As well, from an overclockers standpoint this is another benefit. It's been shown that many SATA solutions have clock lock issues, especially when RAID is thrown into the mix. By using the integrated SATA solution in the NF3-250Gb chip, instead of an external Silicon Image one, this problem is avoided.
It also allows for nVidia to offer an interesting RAID solution that allows combining of drives in an array across both the SATA and PATA buses. I don't see people using this for more than a "bunch of drives", but it's different nonetheless. The GB also stands for "gigabit ethernet", which from the looks of it is a massive improvement over the typical hack job done with this. Intel's CSA (communications streaming architecture) was the first, but nVidia looks to have equalled or bettered it. What this means is that instead of clogging up the entire PCI bus all to itself, and not being able to offer true full duplex performance, the controller itself is on the chipset, and has it's own bus to the PHYs chip on the motherboard (which supplies the port).
And kicked in there is nVidia's hardware firewall. While driver support for this feature isn't available in the current "Forceware" driver set (5.10), it will be in the next revision. By having specific hardware support, this allows for reducing CPU load when transferring files, and compared to a software firewall will be much faster as well. The question is just how effective it is. With how much attention nVidia is attempting to draw to their hardware acceleration of this firewall, we'd have to believe it's at the very least as effective as the one that comes with Windows, and likely more powerful.

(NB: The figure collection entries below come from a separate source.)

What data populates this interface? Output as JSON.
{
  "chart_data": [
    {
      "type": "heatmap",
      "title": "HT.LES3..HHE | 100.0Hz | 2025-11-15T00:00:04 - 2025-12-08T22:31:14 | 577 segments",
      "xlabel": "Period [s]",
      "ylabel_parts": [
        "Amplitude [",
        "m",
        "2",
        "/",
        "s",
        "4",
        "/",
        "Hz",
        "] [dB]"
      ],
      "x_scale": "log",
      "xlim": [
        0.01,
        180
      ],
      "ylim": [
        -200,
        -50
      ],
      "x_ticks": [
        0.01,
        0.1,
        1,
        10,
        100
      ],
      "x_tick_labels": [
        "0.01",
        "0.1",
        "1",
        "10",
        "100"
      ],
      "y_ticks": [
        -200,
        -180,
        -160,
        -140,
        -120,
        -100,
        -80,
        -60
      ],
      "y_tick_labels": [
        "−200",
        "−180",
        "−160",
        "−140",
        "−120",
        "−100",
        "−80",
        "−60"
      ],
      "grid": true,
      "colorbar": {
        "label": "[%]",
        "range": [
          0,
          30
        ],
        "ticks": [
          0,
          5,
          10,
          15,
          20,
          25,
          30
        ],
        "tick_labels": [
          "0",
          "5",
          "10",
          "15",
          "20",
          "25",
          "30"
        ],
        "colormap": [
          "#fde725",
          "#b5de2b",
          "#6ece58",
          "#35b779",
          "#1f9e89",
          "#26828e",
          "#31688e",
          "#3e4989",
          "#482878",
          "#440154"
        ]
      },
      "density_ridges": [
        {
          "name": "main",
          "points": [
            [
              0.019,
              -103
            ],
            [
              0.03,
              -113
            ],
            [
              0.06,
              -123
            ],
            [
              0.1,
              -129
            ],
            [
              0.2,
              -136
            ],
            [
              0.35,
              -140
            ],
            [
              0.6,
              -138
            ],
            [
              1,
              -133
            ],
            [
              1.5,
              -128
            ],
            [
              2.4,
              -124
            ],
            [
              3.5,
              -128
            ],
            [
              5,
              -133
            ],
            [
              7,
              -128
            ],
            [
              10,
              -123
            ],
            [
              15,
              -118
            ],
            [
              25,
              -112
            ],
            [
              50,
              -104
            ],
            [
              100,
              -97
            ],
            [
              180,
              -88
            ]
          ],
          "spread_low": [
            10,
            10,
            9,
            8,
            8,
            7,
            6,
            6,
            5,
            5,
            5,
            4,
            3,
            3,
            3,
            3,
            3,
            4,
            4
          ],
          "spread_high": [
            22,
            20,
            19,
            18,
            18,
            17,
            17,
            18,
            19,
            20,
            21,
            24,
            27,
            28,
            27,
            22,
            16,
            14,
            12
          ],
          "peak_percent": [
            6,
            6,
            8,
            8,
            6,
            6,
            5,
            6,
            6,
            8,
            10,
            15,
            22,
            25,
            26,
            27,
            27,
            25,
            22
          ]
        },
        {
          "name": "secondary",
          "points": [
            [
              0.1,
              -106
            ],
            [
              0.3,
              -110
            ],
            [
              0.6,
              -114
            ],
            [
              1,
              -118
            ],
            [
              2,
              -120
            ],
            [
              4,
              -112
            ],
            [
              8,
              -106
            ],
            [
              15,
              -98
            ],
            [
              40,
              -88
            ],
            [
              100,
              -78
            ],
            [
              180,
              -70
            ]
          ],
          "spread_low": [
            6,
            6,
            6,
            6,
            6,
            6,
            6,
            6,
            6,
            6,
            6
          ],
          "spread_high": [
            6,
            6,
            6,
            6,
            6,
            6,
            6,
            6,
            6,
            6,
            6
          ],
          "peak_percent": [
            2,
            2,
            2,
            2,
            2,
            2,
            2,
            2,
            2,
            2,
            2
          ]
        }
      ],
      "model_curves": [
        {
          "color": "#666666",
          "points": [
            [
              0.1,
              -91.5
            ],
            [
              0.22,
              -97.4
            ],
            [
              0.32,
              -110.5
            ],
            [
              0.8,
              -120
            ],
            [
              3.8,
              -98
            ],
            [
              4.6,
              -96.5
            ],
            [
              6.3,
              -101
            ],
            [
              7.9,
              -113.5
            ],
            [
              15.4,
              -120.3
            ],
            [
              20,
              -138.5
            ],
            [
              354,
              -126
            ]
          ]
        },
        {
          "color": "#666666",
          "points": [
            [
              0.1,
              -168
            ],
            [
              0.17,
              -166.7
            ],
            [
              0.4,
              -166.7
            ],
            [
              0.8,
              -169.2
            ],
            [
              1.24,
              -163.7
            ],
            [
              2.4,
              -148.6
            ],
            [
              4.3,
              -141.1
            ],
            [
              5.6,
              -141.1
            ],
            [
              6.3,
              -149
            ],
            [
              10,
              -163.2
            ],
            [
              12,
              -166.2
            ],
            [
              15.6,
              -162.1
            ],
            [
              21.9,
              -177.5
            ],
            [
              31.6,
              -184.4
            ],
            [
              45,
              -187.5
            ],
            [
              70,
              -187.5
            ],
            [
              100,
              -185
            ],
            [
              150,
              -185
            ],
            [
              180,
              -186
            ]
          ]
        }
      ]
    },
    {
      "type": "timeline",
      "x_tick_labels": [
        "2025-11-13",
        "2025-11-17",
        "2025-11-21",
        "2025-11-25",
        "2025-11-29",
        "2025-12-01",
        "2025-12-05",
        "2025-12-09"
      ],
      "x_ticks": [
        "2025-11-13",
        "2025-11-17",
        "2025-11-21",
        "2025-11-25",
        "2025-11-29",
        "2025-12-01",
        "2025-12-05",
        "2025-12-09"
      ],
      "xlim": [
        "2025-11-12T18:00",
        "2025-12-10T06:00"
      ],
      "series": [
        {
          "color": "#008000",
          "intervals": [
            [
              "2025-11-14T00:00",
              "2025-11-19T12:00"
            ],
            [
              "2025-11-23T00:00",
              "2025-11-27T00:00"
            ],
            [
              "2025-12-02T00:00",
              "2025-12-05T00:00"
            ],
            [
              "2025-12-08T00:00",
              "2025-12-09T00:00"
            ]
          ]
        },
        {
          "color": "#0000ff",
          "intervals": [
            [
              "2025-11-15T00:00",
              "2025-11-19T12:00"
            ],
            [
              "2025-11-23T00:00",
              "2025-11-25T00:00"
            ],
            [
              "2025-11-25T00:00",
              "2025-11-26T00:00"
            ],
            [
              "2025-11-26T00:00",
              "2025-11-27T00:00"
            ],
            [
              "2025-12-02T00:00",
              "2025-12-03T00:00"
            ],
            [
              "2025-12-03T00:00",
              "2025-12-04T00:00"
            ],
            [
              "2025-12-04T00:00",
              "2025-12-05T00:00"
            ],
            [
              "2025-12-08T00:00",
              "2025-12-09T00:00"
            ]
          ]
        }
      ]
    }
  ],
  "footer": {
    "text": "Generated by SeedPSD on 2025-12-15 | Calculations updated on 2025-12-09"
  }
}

Now if only they'd give us back the Soundstorm Dolby Digital hardware accel again...
Speaking of that onboard audio, it's the typical deal here. A Realtek ALC850 AC'97 solution, with 8 channels and S/PDIF coax in/out. Nothing exciting compared to what's been available on nForce boards before, or the HD Audio making it's way onto the new Intel platforms. Or even really comparable to the VIA Envy solutions found on the Albatron K8X800 ProII or Chaintech ZNF3-250 for that matter. That said, it's still a quantum leap over the onboard audio solutions of two or three years ago.